The winners of the 2021 LHCb thesis prize are Tom Boettcher (MIT) and Dmitrii Pereima (Kurchatov Institute, Moscow). Tom’s thesis is on the LHCb GPU high-level trigger and measurements of neutral pion and photon production with the LHCb detector, and he was particularly commended for his contributions to the novel GPU-based first-level trigger of LHCb Upgrade I. Dmitrii’s thesis is on the Search for new decays of beauty particles at the LHCb experiment, and he made significant contributions to our understanding of the X(3872) particle and the calibration of the hadronic calorimeter.
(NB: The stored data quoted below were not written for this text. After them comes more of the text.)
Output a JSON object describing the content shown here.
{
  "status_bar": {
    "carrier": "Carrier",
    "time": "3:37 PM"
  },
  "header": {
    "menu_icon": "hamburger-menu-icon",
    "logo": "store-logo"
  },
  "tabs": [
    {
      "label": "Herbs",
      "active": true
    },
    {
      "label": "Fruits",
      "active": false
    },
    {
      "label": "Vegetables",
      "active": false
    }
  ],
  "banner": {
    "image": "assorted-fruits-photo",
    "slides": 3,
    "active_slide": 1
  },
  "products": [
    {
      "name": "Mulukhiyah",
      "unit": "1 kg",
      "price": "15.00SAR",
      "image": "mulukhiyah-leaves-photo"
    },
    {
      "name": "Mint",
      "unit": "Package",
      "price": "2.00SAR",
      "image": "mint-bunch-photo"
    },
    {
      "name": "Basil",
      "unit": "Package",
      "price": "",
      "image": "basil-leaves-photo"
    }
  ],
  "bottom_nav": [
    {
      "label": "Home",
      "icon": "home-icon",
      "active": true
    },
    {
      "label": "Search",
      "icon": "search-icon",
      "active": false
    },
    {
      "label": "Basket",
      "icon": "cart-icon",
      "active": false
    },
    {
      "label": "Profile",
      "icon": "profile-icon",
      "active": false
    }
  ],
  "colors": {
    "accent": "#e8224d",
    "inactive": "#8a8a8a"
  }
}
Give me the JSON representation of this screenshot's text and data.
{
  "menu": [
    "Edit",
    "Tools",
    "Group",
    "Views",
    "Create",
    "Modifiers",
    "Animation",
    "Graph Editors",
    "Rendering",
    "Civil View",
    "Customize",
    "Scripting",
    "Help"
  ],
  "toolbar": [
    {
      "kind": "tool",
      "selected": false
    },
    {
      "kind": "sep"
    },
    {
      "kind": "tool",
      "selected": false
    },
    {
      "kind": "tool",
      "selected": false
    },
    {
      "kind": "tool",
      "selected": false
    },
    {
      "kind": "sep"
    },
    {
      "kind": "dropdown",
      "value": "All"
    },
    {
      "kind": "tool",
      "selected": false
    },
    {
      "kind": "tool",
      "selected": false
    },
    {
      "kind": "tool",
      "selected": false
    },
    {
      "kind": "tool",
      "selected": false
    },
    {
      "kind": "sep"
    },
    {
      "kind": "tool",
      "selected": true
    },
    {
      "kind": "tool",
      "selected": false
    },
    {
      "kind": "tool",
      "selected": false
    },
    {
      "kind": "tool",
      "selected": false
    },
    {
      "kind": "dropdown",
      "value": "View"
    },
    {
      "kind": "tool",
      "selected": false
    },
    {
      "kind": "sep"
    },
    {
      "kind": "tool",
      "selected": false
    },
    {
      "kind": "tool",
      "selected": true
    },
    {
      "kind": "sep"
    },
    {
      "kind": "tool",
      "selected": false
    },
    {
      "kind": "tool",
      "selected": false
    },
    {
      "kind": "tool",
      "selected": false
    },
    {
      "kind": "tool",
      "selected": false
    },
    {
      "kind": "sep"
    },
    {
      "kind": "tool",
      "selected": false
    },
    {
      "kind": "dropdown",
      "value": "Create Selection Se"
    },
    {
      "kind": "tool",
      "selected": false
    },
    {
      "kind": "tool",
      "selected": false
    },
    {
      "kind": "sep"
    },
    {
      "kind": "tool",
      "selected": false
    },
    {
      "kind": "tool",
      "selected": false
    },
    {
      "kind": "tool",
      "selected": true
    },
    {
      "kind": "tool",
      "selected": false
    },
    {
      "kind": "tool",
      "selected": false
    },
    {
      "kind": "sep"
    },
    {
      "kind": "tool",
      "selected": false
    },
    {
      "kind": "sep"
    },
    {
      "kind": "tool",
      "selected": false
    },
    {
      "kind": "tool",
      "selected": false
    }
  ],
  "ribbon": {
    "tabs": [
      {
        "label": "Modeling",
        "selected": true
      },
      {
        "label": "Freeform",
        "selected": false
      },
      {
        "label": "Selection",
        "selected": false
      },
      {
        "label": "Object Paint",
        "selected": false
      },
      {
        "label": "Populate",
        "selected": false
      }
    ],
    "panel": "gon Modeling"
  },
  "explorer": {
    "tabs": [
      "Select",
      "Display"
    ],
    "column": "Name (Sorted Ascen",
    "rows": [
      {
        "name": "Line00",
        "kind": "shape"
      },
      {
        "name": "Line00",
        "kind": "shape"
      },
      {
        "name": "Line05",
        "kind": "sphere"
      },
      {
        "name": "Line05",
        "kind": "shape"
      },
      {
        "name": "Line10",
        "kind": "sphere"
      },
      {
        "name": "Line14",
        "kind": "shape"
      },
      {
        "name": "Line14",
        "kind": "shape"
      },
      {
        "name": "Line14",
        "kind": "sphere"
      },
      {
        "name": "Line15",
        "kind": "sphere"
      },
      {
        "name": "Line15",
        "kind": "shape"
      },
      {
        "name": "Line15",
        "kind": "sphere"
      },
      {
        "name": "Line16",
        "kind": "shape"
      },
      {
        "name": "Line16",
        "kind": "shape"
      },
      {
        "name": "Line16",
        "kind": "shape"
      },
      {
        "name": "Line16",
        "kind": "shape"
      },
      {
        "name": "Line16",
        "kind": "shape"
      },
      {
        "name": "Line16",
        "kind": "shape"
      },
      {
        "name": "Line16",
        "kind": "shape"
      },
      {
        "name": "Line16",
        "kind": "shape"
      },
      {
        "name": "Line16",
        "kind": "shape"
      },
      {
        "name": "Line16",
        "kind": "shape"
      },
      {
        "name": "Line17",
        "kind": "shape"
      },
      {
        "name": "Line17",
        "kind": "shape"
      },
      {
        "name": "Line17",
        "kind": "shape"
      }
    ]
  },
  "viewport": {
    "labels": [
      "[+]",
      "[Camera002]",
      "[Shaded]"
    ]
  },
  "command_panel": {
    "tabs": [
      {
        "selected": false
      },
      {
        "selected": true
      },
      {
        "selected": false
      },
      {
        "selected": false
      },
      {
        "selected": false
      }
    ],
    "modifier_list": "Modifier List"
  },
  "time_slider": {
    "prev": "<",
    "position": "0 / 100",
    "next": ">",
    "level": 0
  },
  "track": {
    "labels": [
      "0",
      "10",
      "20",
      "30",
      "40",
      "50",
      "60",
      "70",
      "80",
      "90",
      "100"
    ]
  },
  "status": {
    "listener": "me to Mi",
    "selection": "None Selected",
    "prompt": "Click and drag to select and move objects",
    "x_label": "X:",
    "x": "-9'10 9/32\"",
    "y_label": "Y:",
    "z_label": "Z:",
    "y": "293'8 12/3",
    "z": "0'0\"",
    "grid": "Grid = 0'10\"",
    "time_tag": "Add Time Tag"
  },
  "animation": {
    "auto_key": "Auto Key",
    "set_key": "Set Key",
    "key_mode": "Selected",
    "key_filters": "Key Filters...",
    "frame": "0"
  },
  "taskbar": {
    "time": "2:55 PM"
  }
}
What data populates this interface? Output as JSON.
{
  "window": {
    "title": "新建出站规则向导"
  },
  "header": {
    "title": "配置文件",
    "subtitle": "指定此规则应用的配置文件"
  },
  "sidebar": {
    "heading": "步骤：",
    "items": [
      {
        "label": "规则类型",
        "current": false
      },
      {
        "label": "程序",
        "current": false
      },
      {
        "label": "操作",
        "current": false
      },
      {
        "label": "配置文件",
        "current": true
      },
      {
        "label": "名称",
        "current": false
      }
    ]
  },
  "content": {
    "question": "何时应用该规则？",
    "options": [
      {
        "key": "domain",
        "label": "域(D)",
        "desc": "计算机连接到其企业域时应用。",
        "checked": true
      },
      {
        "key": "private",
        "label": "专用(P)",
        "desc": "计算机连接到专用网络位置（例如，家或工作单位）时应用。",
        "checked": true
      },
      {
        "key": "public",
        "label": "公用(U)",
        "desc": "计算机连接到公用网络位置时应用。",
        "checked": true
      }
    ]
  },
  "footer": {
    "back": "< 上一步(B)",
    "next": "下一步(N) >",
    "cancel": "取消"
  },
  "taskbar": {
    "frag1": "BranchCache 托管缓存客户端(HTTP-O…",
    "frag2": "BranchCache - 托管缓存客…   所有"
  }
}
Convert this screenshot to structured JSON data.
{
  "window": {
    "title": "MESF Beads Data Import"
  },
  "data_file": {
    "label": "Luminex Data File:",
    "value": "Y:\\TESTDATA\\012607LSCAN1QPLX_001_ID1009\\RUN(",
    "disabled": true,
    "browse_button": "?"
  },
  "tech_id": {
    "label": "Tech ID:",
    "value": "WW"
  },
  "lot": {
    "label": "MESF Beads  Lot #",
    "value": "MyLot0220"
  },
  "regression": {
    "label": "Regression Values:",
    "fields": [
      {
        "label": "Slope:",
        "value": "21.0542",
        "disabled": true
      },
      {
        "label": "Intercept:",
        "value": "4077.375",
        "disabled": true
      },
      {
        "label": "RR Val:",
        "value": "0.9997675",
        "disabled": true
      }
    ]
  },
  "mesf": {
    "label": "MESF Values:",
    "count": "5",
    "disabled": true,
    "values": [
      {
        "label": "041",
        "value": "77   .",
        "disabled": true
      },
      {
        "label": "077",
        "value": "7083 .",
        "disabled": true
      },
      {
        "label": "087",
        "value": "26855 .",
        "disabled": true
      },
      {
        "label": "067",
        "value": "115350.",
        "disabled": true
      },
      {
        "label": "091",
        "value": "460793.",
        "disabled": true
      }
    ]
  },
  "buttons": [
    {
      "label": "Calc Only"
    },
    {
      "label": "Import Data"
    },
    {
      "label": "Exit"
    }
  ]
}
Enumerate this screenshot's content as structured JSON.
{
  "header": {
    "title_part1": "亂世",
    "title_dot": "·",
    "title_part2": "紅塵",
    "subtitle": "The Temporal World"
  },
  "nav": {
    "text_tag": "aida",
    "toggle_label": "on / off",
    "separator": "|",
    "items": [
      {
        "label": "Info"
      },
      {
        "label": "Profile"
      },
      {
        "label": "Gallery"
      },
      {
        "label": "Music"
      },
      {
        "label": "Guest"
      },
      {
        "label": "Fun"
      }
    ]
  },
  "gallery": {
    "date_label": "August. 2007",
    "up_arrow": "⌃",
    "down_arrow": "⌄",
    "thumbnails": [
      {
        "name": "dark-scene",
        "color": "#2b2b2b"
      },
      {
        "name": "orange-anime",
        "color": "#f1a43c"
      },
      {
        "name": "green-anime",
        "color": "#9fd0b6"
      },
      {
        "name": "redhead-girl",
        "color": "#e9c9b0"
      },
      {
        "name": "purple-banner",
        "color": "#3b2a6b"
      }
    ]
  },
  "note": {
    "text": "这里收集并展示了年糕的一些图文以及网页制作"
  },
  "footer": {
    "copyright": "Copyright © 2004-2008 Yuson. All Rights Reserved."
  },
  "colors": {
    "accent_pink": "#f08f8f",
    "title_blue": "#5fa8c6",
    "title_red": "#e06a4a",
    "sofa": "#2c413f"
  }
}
Five sets of prizes were awarded to early-career scientists: Scott Ely (Syracuse) was recognised for his leadership in the Upstream Tracker project; Preema Rennee Pais (CERN) was recognised for her contributions to the Silicon Tracker and Scintillating Fibre Tracker projects and to the upgrade commissioning; Nicole Skidmore (Manchester) was recognised for her developments of offline software and data preparation; Adam Davis (Manchester) and Benedetto Siddi (INFN, Ferrara) were recognised for their innovative contributions to simulation programs; and Christoph Hasse (CERN), Arthur Hennequin (CERN), Louis Henry (CERN) and Niklas Nolte (MIT) were recognised for their developments of the software trigger in the real time analysis project.

Many congratulations to all the winners!